Он еще не вернулся. Времени собирать вещи не оставалось. Мими и Ясмина быстро набросили на себя покрывала, которые им принесла Хадийя, и выбежали из дома со свояченицей Латифа. Только на улице Ясмина заметила, что даже не обулась. Камни мостовой были холодные и влажные. Мими взяла ее за руку, и в этой железной хватке Ясмина почувствовала страх матери. Не за себя, за дочь. Немцы охотились и на молодых женщин. Слухи об этом курсировали по городу – конечно, только шепотом. Семьи пострадавших девушек ничего не рассказывали, стыд за поруганную девственность, страх не найти мужа были сильнее страданий. Ни один насильник ни разу не был схвачен.
Ясмина с матерью не знали даже имени свояченицы Латифа. Они вверили себя неведомо кому.
– Скорее, сюда!
Женщина поманила их за собой, открыв старую деревянную дверь, окрашенную зеленым и красным. Хаммам этого квартала. Влажное тепло и запах мыла дохнули навстречу. Стены бирюзового цвета и приглушенные женские голоса. В этом хаммаме не было отдельных бассейнов для мусульман и евреев, лишь маленькая купальня, в которой мусульмане совершали омовения, прежде чем войти в расположенную напротив мечеть. Как раз был час женщин. Они разделись, нагота была защитой, и скользнули внутрь. Теплый пар укутал их точно покрывалом. Сели на горячую мраморную скамью, старуха с кривыми зубами принесла полотенца и ведра, никто не спросил их имен. Голые мы все одинаковы, подумала Ясмина.
– Где Виктор? – прошептала Мими.
– Не знаю.
Ясмина надеялась, что он не придет сегодня домой и не попадется немцам в лапы.
– Я боюсь за него, мама.
Свояченица Латифа подсела к ним:
– Мне очень жаль. Есть на свете ужасные люди.

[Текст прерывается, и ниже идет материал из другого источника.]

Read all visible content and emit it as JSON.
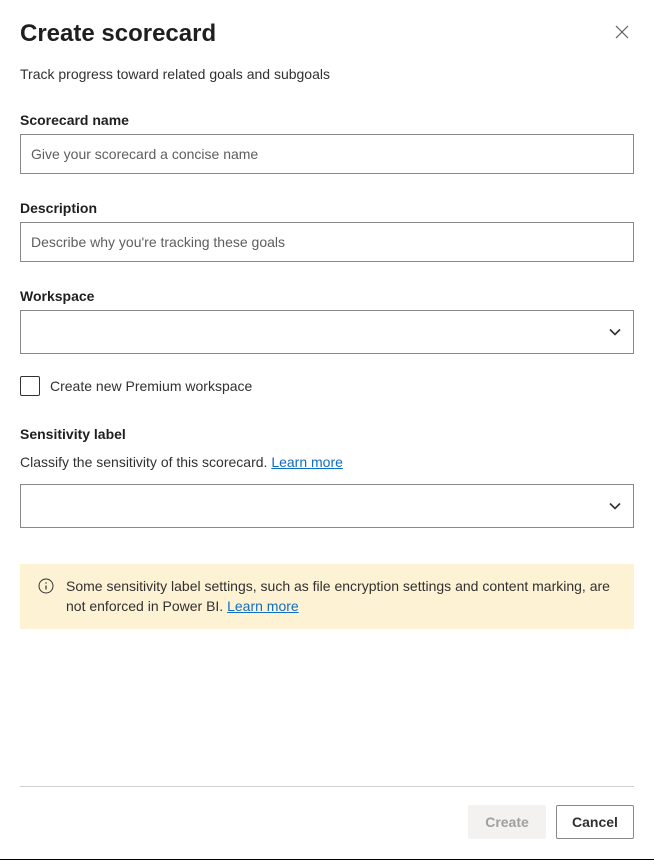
{
  "header": {
    "title": "Create scorecard",
    "subtitle": "Track progress toward related goals and subgoals"
  },
  "fields": {
    "name": {
      "label": "Scorecard name",
      "placeholder": "Give your scorecard a concise name",
      "value": ""
    },
    "description": {
      "label": "Description",
      "placeholder": "Describe why you're tracking these goals",
      "value": ""
    },
    "workspace": {
      "label": "Workspace",
      "value": ""
    },
    "newWorkspace": {
      "label": "Create new Premium workspace"
    },
    "sensitivity": {
      "label": "Sensitivity label",
      "helper_prefix": "Classify the sensitivity of this scorecard. ",
      "learn_more": "Learn more",
      "value": ""
    }
  },
  "infoBox": {
    "text_prefix": "Some sensitivity label settings, such as file encryption settings and content marking, are not enforced in Power BI. ",
    "learn_more": "Learn more"
  },
  "footer": {
    "create": "Create",
    "cancel": "Cancel"
  }
}
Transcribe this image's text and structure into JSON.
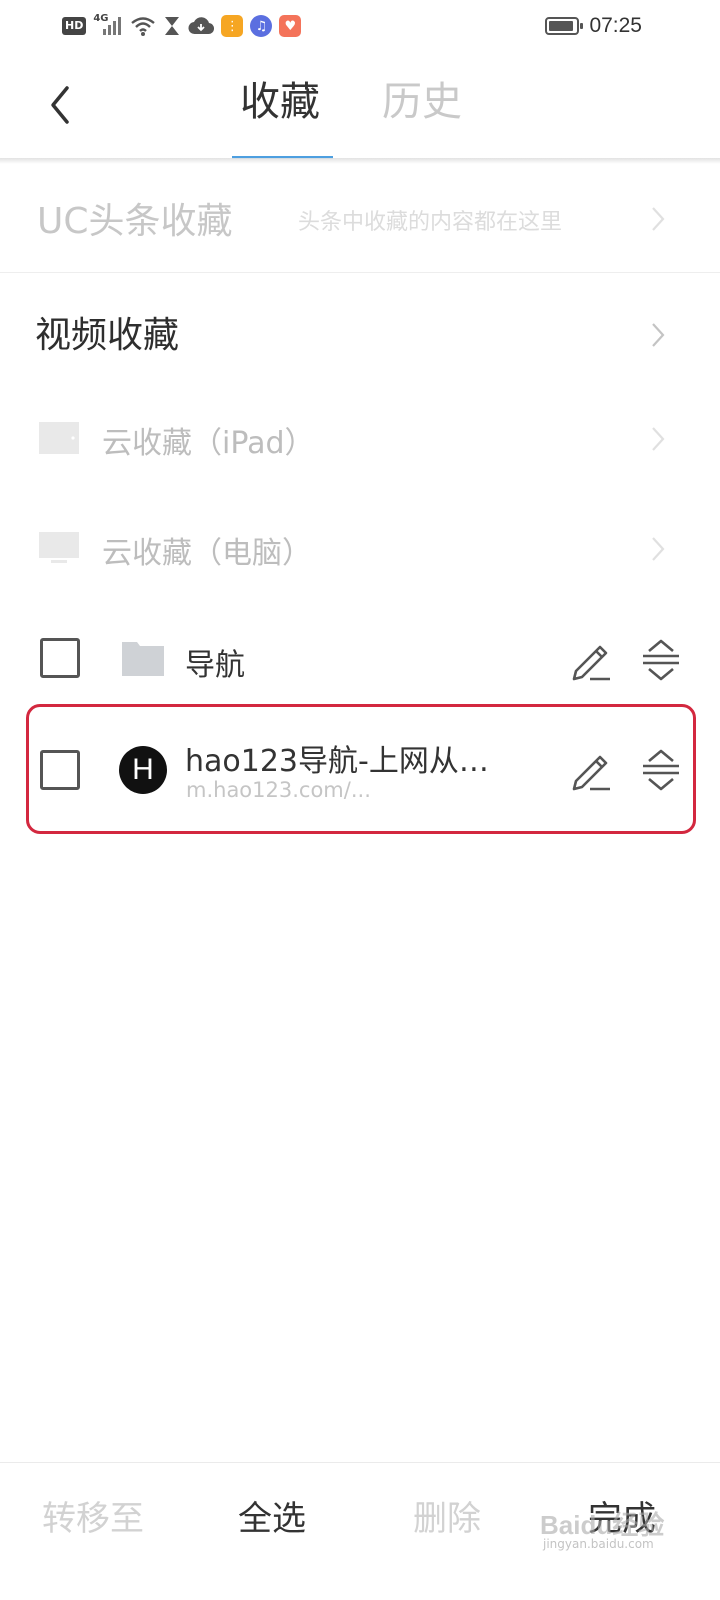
{
  "status_bar": {
    "hd": "HD",
    "network": "4G",
    "time": "07:25"
  },
  "header": {
    "tab_favorites": "收藏",
    "tab_history": "历史"
  },
  "uc_row": {
    "title": "UC头条收藏",
    "subtitle": "头条中收藏的内容都在这里"
  },
  "video_row": {
    "title": "视频收藏"
  },
  "cloud_rows": [
    {
      "label": "云收藏（iPad）",
      "icon": "tablet-icon"
    },
    {
      "label": "云收藏（电脑）",
      "icon": "monitor-icon"
    }
  ],
  "folder_item": {
    "label": "导航"
  },
  "site_item": {
    "icon_letter": "H",
    "title": "hao123导航-上网从…",
    "url": "m.hao123.com/..."
  },
  "bottom_bar": {
    "move": "转移至",
    "select_all": "全选",
    "delete": "删除",
    "done": "完成"
  },
  "watermark": {
    "text": "Baidu经验",
    "sub": "jingyan.baidu.com"
  },
  "colors": {
    "accent_underline": "#4d9fe0",
    "highlight_border": "#d3283f"
  }
}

Больше она ничего не сказала.
– Благослови тебя Бог, – ответила Мими.
* * *
К молитве женщины покинули хаммам, Ясмина с матерью остались одни. Помещение постепенно остывало, старуха-хозяйка раскатала два соломенных тюфяка. Она почти не говорила и ничего не спрашивала. Чем меньше она знала, тем лучше для нее самой. Свояченица Латифа обещала забрать их завтра утром. Они услышали, как хозяйка заперла тяжелую дверь. Ясмина долго не могла заснуть. Думала о Викторе. Со сводчатого потолка падали капли, с улицы не проникало ни звука, плотная темнота окружала их. Кокон из уходящего тепла. К утру они дрожали в своих скудных одеяниях.
* * *
Дом Латифа был опустошен. Немцы перевернули все вверх дном и, рассвирепев, оттого что нашли лишь брошенную одежду евреев, разгромили все, что могли. Осколки фарфоровой посуды и семейные фотографии усеивали пол. Повсюду обломки. На престарелую мать Латифа, собиравшую снимки родных, было больно смотреть.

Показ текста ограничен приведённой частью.